When I first stumbled upon stone ruins at Track Rock Gap in 2011, I assumed that they were the vestiges of a 17th century Sephardic mining village. This was actually a four acre section of stonework and terraces, completely missed by South African archaeologist, Johannes Loubser, when he was asked to survey Track Rock Gap in 2001, while at the same time being employed by the National Security Agency facilities in Atlanta and Augusta, GA.
So, when writing the December 21, 2011 article for my national architecture column in the Examiner on the Track Rock Terrace Complex, I relied on my vivid memories of the spectacular and identical agricultural terrace complexes in Chiapas State and Guatemalan Highlands. Almost all my reference books on Mesoamerican civilization were boxed in a rental storage bin. I was literally homeless. Would you believe that at that point in my life I had NEVER read the daily journal that I kept in Mexico or looked at most of the hundreds of color slides that I took in Campeche, Tabasco and southern Veracruz?
That article should have had maybe 5,000 readers.
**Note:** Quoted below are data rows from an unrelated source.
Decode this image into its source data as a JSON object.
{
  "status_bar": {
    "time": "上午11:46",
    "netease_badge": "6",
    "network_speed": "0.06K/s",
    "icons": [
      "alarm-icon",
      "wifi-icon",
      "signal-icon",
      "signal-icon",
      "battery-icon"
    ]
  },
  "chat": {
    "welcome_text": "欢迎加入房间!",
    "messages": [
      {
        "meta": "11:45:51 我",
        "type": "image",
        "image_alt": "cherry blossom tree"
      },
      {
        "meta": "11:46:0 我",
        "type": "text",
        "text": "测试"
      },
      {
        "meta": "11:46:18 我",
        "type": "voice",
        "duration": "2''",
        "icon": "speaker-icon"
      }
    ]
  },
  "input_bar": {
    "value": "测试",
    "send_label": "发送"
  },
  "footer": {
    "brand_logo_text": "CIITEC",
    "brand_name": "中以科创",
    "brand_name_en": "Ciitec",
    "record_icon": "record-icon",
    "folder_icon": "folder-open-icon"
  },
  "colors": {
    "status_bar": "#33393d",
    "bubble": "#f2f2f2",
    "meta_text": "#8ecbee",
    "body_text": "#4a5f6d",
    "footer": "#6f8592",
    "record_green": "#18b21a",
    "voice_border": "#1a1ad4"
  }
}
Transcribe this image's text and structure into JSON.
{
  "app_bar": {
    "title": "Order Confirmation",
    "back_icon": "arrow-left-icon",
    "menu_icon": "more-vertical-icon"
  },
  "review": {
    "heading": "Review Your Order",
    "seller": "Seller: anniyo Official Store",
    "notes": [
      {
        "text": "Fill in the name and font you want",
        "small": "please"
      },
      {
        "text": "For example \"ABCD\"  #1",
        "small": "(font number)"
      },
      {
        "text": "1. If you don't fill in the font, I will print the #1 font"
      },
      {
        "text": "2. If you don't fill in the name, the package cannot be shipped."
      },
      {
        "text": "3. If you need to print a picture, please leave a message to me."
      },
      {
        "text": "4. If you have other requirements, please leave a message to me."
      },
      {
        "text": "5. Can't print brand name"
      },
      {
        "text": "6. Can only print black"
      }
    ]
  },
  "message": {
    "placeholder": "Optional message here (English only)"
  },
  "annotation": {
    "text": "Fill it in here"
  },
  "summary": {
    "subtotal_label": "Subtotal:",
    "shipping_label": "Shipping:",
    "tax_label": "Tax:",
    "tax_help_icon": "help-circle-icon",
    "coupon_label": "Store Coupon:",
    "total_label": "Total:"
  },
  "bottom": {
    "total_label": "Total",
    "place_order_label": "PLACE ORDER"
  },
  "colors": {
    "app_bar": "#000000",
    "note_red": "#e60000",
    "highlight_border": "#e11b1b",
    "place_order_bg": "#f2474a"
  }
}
Instead, it had at least 300 million readers or far more in newspapers of virtually every nation in the world, including Mongolia and Fiji. LOL I now know that some occult, ultra-rightwing employees of a National Security Agency in Georgia manipulated things to make the article go platinum. The occultists thought that they were setting me up to be made a fool by the “learned” archeologists of Georgia.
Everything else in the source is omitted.